Harvard amended that lawsuit to include a challenge to the newest proclamation, calling it “an unlawful evasion of the Court’s order.”
“When the Court enjoined the Secretary [of State’s] efforts to revoke Harvard’s certifications and force its students to transfer or depart the country, the President sought to achieve the same result by refusing to allow Harvard students to enter in the first place,” the amended suit reads.
Unlike the SEVP decertification attempt, Trump’s executive proclamation doesn’t immediately affect international students currently enrolled at Harvard, only those who have yet to secure visas—though it does instruct the State Department to determine whether current students “should have their visas revoked.”
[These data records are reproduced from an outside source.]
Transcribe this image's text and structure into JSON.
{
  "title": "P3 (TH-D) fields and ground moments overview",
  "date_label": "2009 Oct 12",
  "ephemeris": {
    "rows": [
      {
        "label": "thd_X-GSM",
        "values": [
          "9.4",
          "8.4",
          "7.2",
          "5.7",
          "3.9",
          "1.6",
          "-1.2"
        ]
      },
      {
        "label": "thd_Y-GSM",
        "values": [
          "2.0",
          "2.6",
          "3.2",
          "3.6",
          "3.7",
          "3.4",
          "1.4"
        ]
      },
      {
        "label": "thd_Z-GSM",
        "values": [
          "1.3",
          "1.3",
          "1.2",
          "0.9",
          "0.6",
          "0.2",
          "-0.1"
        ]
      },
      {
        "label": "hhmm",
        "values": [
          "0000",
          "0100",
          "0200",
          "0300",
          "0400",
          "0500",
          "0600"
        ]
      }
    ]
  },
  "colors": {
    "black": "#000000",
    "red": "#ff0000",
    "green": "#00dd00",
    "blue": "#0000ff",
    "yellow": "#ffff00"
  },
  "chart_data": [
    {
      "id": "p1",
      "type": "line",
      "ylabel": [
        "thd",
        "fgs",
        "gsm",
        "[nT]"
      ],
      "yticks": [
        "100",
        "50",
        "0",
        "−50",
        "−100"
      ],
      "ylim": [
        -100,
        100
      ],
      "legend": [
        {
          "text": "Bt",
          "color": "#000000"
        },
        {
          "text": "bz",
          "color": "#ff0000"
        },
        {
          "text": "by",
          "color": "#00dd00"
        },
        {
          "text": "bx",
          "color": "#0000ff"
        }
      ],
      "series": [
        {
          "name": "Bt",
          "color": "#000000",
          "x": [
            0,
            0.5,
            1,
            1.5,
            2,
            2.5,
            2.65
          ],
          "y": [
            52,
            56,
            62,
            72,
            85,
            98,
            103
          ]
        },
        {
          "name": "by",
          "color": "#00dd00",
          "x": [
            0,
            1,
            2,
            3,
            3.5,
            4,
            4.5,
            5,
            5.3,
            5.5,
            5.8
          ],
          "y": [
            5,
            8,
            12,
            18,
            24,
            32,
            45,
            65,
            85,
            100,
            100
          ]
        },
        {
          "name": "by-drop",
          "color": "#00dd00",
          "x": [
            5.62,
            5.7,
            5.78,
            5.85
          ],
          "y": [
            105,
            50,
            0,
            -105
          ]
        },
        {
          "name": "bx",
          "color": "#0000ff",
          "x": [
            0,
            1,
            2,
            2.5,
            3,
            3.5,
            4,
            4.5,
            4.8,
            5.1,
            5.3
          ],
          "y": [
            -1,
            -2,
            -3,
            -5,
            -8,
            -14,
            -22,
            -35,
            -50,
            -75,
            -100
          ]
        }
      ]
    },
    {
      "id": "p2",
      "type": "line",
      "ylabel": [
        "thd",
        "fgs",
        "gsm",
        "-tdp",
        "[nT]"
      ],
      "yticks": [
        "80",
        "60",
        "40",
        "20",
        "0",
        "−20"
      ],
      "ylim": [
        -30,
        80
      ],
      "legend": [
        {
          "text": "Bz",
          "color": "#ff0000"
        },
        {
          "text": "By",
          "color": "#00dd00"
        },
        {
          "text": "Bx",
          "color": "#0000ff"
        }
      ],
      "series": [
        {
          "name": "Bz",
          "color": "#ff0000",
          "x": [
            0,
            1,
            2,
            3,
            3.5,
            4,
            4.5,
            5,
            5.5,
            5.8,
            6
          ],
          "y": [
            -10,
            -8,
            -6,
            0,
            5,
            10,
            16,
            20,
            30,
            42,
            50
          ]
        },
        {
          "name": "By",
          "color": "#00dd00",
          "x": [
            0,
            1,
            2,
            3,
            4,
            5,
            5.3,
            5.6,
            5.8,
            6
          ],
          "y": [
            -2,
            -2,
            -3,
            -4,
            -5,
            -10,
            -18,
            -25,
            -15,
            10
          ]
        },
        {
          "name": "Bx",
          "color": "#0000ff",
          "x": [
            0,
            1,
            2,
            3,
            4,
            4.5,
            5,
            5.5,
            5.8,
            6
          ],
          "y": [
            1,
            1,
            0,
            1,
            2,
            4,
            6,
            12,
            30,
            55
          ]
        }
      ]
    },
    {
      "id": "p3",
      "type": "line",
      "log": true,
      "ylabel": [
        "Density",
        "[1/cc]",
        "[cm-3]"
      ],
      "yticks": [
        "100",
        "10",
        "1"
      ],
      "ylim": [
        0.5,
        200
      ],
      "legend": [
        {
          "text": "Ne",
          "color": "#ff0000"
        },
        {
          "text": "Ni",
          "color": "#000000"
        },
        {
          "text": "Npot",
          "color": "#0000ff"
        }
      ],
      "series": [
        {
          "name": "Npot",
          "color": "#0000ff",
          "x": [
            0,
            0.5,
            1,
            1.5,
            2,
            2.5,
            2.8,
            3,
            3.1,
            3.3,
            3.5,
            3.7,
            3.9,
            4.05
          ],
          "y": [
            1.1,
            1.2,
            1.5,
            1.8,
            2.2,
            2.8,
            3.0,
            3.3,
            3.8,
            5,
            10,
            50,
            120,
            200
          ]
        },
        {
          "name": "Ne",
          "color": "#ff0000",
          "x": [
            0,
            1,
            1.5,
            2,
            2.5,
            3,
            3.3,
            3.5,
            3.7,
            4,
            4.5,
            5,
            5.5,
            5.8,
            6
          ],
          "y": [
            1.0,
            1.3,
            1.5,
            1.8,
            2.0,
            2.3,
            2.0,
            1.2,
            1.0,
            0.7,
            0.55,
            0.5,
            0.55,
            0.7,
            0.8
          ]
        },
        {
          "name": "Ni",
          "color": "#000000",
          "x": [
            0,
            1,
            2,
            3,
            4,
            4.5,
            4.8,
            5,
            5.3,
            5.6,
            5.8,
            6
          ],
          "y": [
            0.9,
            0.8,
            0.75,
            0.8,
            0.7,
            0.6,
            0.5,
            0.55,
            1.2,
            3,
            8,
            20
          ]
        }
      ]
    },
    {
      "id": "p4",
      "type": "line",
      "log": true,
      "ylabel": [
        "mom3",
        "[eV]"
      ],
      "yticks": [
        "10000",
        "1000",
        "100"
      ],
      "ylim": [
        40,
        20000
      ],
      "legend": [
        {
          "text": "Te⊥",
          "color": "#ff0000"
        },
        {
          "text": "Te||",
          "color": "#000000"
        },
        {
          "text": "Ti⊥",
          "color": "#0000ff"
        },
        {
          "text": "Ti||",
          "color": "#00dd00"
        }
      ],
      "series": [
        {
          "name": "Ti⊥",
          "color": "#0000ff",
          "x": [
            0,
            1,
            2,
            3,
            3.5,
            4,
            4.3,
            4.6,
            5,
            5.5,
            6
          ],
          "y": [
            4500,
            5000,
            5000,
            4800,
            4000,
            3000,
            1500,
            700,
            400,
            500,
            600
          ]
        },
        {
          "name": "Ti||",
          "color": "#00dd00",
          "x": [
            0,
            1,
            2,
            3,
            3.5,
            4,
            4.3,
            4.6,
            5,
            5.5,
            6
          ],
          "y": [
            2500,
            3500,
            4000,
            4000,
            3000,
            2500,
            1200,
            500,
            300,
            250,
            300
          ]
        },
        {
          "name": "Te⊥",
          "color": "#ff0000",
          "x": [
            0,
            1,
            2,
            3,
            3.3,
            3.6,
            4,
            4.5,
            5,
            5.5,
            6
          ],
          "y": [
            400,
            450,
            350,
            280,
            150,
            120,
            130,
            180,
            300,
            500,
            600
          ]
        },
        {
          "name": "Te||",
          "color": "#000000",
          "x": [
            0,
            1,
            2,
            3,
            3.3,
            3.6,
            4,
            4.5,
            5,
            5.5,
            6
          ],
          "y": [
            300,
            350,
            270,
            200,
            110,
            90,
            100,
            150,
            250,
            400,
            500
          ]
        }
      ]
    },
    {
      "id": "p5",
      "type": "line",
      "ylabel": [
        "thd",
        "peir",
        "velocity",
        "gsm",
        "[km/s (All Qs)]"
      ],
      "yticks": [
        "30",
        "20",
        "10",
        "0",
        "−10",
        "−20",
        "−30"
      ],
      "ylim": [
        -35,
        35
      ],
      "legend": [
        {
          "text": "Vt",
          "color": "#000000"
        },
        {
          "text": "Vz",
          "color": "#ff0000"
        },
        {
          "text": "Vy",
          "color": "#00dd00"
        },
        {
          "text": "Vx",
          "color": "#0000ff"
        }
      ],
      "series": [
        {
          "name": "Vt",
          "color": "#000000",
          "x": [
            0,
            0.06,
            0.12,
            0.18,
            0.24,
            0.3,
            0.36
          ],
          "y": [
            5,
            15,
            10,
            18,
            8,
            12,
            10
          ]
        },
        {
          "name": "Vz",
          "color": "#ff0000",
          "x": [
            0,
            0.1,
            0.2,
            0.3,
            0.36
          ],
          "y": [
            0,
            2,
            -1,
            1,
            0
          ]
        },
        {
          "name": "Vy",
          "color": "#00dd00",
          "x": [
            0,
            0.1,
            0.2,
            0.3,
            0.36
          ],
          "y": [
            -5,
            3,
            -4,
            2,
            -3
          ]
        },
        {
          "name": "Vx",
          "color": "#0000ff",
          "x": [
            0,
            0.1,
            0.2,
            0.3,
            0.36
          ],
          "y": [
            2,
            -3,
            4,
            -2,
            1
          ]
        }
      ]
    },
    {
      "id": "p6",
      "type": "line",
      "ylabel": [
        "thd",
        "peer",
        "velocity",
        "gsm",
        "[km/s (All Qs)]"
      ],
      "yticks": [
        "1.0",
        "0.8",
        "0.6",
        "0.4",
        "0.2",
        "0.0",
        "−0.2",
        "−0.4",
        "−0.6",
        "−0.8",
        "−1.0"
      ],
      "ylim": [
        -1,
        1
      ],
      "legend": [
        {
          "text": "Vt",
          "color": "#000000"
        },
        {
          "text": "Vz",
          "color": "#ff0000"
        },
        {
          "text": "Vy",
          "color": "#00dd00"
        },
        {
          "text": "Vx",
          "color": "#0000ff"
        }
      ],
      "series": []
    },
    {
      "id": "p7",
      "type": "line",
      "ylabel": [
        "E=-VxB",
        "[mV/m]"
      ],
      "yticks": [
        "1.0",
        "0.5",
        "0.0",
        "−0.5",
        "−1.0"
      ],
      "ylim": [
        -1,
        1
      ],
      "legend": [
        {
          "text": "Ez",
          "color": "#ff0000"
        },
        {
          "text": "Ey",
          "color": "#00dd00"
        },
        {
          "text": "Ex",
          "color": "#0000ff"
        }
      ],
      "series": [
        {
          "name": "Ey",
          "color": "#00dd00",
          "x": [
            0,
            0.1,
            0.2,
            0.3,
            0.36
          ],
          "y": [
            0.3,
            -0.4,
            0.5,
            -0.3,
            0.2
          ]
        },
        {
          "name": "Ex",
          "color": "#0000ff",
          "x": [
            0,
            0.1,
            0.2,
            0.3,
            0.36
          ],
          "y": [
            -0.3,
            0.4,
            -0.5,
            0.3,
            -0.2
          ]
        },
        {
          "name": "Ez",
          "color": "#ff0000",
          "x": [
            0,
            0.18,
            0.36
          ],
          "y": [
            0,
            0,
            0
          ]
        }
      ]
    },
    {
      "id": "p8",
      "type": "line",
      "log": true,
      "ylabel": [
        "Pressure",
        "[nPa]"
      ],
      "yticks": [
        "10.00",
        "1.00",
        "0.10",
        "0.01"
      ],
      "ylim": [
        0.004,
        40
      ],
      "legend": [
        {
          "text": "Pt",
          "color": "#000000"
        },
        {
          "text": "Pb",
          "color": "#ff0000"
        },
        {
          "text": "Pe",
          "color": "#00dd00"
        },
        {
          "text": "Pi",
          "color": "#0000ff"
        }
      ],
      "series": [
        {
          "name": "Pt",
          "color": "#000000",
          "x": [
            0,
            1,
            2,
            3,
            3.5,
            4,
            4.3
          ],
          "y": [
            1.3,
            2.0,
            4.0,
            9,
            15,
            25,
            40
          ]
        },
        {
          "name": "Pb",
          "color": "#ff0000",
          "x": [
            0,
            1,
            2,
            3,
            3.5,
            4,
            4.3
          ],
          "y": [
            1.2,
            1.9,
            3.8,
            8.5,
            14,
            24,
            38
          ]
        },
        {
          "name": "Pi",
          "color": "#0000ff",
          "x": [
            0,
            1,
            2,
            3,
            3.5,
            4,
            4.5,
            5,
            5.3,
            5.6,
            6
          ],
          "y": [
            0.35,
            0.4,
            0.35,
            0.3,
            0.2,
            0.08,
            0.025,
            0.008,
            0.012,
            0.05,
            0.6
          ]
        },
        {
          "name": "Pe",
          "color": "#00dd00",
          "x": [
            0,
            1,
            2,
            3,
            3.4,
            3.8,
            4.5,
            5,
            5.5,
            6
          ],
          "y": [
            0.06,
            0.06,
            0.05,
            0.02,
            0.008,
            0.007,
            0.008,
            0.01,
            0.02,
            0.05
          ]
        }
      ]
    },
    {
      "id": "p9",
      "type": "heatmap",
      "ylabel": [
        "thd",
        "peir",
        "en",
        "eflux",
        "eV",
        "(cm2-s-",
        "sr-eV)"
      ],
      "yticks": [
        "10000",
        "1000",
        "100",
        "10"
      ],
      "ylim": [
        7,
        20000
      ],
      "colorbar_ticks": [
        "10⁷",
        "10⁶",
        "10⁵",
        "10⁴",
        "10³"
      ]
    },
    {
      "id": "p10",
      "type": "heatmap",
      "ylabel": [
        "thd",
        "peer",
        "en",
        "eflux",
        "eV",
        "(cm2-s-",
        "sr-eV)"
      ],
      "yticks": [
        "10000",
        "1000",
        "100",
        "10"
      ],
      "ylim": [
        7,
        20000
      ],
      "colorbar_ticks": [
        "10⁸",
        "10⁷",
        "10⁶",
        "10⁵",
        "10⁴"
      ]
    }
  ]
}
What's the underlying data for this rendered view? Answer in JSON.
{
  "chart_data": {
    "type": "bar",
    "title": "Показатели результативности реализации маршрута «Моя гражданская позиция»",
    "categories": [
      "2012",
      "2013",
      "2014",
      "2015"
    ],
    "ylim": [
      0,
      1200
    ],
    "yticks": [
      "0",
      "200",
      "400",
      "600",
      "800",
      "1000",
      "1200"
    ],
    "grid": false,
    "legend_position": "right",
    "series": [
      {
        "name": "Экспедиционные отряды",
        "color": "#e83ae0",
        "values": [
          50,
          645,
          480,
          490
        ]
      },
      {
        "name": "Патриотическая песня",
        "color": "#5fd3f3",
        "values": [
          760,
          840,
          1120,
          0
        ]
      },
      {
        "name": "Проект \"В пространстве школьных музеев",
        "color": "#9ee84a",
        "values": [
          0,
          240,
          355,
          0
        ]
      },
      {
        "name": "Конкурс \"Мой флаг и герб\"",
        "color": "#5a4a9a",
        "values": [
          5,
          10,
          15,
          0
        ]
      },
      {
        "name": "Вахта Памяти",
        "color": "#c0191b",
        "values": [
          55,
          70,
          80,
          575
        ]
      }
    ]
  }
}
The proclamation runs through a gamut of justifications for its international student ban. Trump cites data on increasing campus crime rates in the interest of student safety, alleges discrimination in the admissions process that he claims foreign students exacerbate and points to academic partnerships and financial contributions from countries like China that he says endanger U.S. national security interests.
Notably, Trump also says Harvard has failed to cooperate with the administration’s demands for student misconduct records; the university has provided data on “only three students,” which Trump wrote was evidence that “it either is not fully reporting its disciplinary records for foreign students or is not seriously policing its foreign students.”
Glass said the move is almost certainly an attempt to work around the court injunction using executive powers rather than the visa bureaucracy. And making the issue about constitutional authority in the national security realm—rather than whether the proper SEVP decertification process was followed—could change the legal calculus in court.
“That’s what’s going to set a precedent for generations,” Glass said. “Will the precedent of autonomy and academic freedom at Harvard win in the courts? Or will the precedent of national security powers for the government win the day?”
(This story has been updated to correct the list of banned countries to include Republic of the Congo.)